# Is there a notion of transpose for multidimensional arrays? [duplicate]

The definition of symmetric second order tensors (e.g. linear operators, bilinear forms) corresponds essentially to their matrix representations being symmetric matrices.

Question: Is there a notion of transpose for higher order multidimensional arrays (e.g. three- or four-dimensional arrays)?

A natural generalization of symmetric tensor for orders $>2$ would be to define a symmetric higher order tensor to be one whose multidimensional array representation is "symmetric".

However, such a definition would require there to exist some notion of transpose/adjoint for higher-dimensional multidimensional arrays (i.e. $>2$).

For example, can we make a correspondence between "symmetric" three-dimensional arrays and homogeneous polynomials of degree three, the same way we have a correspondence between symmetric matrices and quadratic forms?
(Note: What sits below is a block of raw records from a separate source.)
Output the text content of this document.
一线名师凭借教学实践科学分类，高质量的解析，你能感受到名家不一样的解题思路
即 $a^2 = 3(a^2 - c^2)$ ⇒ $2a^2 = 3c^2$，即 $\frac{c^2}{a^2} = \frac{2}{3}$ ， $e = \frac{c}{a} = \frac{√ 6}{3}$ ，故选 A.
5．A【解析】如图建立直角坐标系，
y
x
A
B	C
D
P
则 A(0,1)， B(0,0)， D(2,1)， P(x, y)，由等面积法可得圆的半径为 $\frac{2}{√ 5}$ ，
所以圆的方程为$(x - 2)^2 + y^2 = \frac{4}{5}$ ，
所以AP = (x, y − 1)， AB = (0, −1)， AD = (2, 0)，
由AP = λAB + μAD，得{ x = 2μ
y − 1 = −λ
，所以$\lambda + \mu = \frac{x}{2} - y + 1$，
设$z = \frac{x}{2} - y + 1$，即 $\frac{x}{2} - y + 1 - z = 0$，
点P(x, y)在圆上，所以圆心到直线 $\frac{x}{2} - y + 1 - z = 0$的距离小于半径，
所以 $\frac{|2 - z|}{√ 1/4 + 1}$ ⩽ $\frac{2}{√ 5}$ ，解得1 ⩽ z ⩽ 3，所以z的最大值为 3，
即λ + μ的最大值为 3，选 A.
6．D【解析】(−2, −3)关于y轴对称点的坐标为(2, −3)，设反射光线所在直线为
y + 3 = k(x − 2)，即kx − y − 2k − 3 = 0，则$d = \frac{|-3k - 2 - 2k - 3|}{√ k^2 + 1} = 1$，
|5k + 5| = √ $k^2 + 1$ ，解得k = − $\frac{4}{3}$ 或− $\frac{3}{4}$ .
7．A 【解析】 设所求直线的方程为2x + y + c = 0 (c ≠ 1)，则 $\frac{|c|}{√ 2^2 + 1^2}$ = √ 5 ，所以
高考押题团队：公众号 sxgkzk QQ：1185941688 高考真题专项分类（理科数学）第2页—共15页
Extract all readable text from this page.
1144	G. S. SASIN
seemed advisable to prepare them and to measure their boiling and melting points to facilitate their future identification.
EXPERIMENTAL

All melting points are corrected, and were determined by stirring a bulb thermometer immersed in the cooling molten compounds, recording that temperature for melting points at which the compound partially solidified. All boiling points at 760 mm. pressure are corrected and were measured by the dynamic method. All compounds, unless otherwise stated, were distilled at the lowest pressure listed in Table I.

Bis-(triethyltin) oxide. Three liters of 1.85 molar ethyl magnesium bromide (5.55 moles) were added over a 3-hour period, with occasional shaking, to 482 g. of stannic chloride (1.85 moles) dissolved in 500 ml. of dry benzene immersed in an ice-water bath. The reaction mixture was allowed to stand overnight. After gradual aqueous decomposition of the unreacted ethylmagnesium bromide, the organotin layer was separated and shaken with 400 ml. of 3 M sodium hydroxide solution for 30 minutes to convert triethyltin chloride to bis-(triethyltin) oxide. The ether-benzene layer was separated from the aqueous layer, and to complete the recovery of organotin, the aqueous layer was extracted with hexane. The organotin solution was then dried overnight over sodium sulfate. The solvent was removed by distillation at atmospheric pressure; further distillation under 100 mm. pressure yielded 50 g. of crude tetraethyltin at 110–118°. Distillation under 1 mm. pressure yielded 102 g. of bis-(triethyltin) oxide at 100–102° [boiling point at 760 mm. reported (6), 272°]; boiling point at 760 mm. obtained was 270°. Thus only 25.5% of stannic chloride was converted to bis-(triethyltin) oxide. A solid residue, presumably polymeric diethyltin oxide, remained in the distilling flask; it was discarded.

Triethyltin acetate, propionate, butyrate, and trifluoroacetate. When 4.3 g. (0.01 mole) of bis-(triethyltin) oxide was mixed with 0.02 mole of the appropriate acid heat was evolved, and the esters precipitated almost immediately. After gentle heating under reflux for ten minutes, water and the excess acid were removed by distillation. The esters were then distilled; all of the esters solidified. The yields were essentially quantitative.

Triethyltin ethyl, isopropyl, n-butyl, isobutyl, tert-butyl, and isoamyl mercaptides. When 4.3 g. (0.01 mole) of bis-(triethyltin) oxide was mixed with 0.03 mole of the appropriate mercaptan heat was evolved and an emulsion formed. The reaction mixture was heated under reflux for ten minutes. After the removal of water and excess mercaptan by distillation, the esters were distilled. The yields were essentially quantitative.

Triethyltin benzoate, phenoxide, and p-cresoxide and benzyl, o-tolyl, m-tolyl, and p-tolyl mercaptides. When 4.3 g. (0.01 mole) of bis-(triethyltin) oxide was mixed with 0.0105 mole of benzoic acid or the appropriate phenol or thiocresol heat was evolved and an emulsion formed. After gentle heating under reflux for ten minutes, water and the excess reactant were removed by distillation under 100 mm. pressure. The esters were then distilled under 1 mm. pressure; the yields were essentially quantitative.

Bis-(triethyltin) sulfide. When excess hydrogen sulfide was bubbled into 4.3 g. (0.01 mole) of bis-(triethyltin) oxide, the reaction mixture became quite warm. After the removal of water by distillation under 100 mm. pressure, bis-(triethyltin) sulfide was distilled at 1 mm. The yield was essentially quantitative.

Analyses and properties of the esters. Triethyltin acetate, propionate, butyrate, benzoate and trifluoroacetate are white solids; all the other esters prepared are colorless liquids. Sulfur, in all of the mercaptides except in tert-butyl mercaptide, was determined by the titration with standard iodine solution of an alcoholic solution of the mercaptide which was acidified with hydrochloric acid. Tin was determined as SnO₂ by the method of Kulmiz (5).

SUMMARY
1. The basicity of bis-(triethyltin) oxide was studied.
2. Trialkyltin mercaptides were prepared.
Or between "symmetric" four-dimensional arrays and homogeneous quartic polynomials?

Wikipedia says that there is such a thing as the symmetric algebra over a vector space, which is a sub-algebra of the tensor algebra, and that the elements of this subalgebra (when the characteristic of the underlying field is zero, which is the only case that interests me) are called symmetric tensors, which do in fact correspond naturally to homogeneous polynomials, e.g. symmetric third order tensors and cubic forms, symmetric fourth order tensors and quartic forms:

The space of symmetric tensors of order r on a finite-dimensional vector space is naturally isomorphic to the dual of the space of homogeneous polynomials of degree r on V.

However, in the same way that symmetric second order tensors naturally have symmetric matrix representations, do higher order symmetric tensors also naturally map to some type of multi-dimensional array which is invariant under some type of generalized transpose operation?

## marked as duplicate by Chill2Macht, Community♦Sep 5 '16 at 16:31

Update: The obvious notion for generalization of a transpose operation would be "reflection about the diagonal". However, for higher-dimensional arrays, this concept could no longer work without modification, because reflection about axes is not possible/is not well-defined in Euclidean spaces of dimension greater than 2. We would need to have some standard "hyperplane of indices" to reflect about instead, which reduces to the diagonal of a matrix in the 2-dimensional case.

This might be possible if there is a generalization of Householder matrices to higher-dimensional arrays, since symmetric matrices can apparently be decomposed into the sum of Householder matrices. So perhaps a symmetric higher-dimensional array would be an appropriate decomposition of higher-dimensional Householder arrays -- this is of course pure speculation.

Also the answer to this question might just be "invariance under all non-identity permutations of indices" as indicated to the answer to this question (which I did not find when originally writing this question). Update to the update: This question seems to be a duplicate of this one: How to generalize symmetry for higher-dimensional arrays?. I apologize for the mistake -- the question did not come up in the list of related questions when I was writing this. Anyway the consensus answer for that question is essentially:

A higher-dimensional array is symmetric if and only if it is invariant under all non-identity permutations of its indices.

Note that this does seem to be the natural definition -- (1) it reduces to the notion of symmetric matrix in 2d, and (2) it corresponds almost exactly to the definition of symmetric tensor (see Wikipedia for this). A major downside to this is that it is somewhat difficult to imagine visually (even in the 3d case), in contrast to the 2d case. In particular, I was hoping for a definition which could be reduced to the symmetry of all sub-matrices of the array, since it is somewhat easier to think about multidimensional arrays in terms of two-dimensional "matrix slices".

As for whether such objects actually exist in higher dimensions, the answer is clearly yes: just take the array with all $1$'s as entries -- this clearly satisfies the definition. As for whether any non-degenerate multi-dimensional arrays satisfy the definition -- that I do not really know.

Anyway I am voting to close this question since it is clearly a duplicate.